First shaft power plant connected to grid

The world’s first shaft hydropower plant has gone on stream in Germany. As well as producing green energy, the plant is also kinder to the natural environment than conventional hydropower plants. The turbine is concealed in a shaft in the river bed. Fish can pass freely over the power plant on their migration downstream. The new plant concept was developed at the Technical University of Munich (TUM).

A source of renewable energy, hydropower plants can contribute to climate mitigation efforts, but they also cause problems for the natural environment. In conventional run-of-river power plants, the water is diverted to a power house in order to drive the turbine. This strong current can drag fish towards the plant turbine and grids, where they are at risk of being injured or killed. Natural habitats, fish migration routes and riverbank landscapes are damaged. Therefore, the environmental standards for new plants are virtually impossible to fulfill in Germany and many other countries.

A team at the Chair of Hydraulic and Water Resources Engineering at TUM decided to develop a hydropower plant that would have a significantly lower impact on the natural environment. With this new plant design, there is no need to divert the course of the river. Instead, a shaft housing the turbine and the generator is dug into the river bed upstream of a weir. The water flows into the shaft, drives the turbine, and is then returned to the river under the weir. A smaller part of the water flows over the shaft and past the weir.

The engineers have managed to control the current so that the power plant can efficiently produce electricity while minimizing the formation of vortices in the shaft. Numerous tests on a prototype have shown that most fish are able to swim safely over the shaft. What is more, two openings in the weir allow them to migrate downstream unharmed, while upstream migration is facilitated by an ordinary fish pass.

How the shaft power plant works

Making existing weirs more passable

As well as protecting the fish in the river, the shaft power plant further benefits the aquatic ecosystem by also allowing debris and driftwood to pass more freely downstream. The transit and deposition of this “bedload” is important for spawning grounds, for example. A type of grate called a rack, which lies on the shaft, keeps this material away from the turbine. The bedload is then regularly pushed downstream by the plant. For this purpose a gate is opened in the weir. This adjustable system also allows water to be released when the river floods.
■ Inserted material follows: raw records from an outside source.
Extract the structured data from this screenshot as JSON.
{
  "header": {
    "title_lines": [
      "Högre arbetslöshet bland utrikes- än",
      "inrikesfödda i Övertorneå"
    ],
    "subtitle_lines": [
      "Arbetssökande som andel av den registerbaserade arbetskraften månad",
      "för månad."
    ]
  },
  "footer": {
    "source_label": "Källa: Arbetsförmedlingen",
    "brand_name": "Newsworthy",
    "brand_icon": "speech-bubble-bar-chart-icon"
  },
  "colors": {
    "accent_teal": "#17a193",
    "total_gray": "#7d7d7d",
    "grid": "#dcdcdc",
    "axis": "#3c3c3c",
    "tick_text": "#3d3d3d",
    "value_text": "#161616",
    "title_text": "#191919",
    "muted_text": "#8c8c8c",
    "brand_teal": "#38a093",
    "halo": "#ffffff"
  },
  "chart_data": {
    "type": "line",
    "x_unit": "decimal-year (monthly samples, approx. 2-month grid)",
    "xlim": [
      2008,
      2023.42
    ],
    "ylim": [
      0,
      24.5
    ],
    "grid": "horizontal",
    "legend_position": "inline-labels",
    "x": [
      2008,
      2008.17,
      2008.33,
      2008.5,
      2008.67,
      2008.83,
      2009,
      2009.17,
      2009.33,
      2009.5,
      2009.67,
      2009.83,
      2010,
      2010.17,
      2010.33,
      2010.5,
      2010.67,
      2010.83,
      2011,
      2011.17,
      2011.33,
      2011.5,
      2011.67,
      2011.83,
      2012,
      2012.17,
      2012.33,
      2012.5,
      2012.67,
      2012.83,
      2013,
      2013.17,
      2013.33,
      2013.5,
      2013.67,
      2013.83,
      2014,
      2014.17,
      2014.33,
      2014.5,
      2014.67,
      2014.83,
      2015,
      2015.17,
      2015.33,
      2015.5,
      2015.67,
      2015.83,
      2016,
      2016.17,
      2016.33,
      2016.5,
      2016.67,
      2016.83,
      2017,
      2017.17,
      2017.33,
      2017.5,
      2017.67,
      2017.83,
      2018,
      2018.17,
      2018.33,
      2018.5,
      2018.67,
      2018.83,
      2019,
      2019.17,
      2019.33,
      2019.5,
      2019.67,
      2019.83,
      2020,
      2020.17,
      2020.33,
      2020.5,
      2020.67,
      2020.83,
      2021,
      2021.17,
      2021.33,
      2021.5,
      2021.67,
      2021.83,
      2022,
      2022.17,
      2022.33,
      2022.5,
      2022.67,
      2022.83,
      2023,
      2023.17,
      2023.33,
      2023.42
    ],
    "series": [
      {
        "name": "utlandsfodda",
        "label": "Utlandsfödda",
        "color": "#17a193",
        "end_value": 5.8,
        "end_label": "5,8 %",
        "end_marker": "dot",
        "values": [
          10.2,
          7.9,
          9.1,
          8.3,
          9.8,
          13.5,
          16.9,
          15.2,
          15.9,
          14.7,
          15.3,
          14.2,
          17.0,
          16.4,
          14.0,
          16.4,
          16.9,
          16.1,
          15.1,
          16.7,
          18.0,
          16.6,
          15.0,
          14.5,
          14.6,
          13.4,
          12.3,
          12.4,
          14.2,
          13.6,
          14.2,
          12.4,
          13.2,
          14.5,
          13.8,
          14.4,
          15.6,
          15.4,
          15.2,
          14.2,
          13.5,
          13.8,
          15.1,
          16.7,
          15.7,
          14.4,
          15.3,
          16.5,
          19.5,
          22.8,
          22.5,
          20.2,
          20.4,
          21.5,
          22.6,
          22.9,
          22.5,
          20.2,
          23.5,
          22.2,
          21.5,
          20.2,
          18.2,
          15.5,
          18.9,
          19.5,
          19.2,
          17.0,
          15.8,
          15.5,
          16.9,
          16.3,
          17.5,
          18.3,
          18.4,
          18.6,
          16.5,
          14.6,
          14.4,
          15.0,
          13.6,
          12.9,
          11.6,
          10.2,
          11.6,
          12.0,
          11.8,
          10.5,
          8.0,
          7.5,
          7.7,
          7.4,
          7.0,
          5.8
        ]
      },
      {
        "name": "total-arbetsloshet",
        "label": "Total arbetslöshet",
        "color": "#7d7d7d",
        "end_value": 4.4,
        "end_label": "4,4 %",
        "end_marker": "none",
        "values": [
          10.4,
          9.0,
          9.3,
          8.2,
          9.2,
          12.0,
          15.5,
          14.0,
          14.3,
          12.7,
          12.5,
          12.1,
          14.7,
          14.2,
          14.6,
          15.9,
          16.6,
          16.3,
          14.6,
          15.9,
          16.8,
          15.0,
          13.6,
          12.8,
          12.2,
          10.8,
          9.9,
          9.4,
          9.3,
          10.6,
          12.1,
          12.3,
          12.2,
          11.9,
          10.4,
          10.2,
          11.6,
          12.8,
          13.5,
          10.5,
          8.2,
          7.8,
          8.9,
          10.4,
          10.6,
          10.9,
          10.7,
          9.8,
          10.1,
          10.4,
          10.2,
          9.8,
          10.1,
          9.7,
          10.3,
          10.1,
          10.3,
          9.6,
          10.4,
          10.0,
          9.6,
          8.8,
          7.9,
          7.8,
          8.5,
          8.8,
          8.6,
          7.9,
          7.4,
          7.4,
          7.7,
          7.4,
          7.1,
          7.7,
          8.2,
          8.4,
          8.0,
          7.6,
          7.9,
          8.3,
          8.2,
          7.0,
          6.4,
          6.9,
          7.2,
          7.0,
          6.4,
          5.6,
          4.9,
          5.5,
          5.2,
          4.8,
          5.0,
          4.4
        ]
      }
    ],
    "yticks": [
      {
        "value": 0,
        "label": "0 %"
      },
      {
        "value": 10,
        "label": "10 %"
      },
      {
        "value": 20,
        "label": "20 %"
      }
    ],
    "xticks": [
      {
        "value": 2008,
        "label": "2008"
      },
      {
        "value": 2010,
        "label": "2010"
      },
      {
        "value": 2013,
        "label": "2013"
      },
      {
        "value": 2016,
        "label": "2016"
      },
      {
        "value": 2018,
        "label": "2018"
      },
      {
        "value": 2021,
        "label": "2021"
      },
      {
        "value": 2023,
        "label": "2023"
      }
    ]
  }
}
Shaft power plant in the river Loisach near Großweil
Fish can migrate downstream through the openings in the weir.

Image: Frank Becht / TUM

“If we want to protect the climate while also preserving nature, we need to develop technologies capable of skillfully balancing these two goals,” says project leader Prof. Peter Rutschmann. “We know that nature is always impacted to some degree by a hydropower plant.” Here too, very small fish can be dragged into the shaft power plant, but the majority of them make it to the other side unscathed.

Compliance with extremely strict environmental standards meant that permission was granted to build the first shaft power plant in a nature reserve (Natura 2000 area). The fish migration routes on the river Loisach in Bavaria were even improved by the construction. The power plant was built by a municipal utility company at an existing ramp which until then had been difficult for fish to pass through. There was no need to build a new weir for the project. The plant is generating enough electricity for approximately 800 households and thus makes a contribution to a decentralized energy supply. It has already been successfully supplying the grid since spring and has been proven during a flooding event.

“Preserving rich natural habitats around the world”

The shaft power plant is suitable for different sizes of river as well as different heights of fall. Depending on demand, electricity can be generated in multiple adjacent shafts. Two shafts have been excavated in the Loisach, the fall height is 2.5 meters.

TUM holds several patents for the invention. A spin-off of TUM, Hydroshaft GmbH headed by the concept creator Albert Sepp has acquired rights of use and licenses the technology to power plant operators. A total of twelve plants are currently at the planning stage in Germany.

“We can expect to see several new hydropower plants being built around the world, many of them in regions with a high level of biodiversity,” says Peter Rutschmann. “The shaft power plant concept can help to preserve rich river-based habitats.”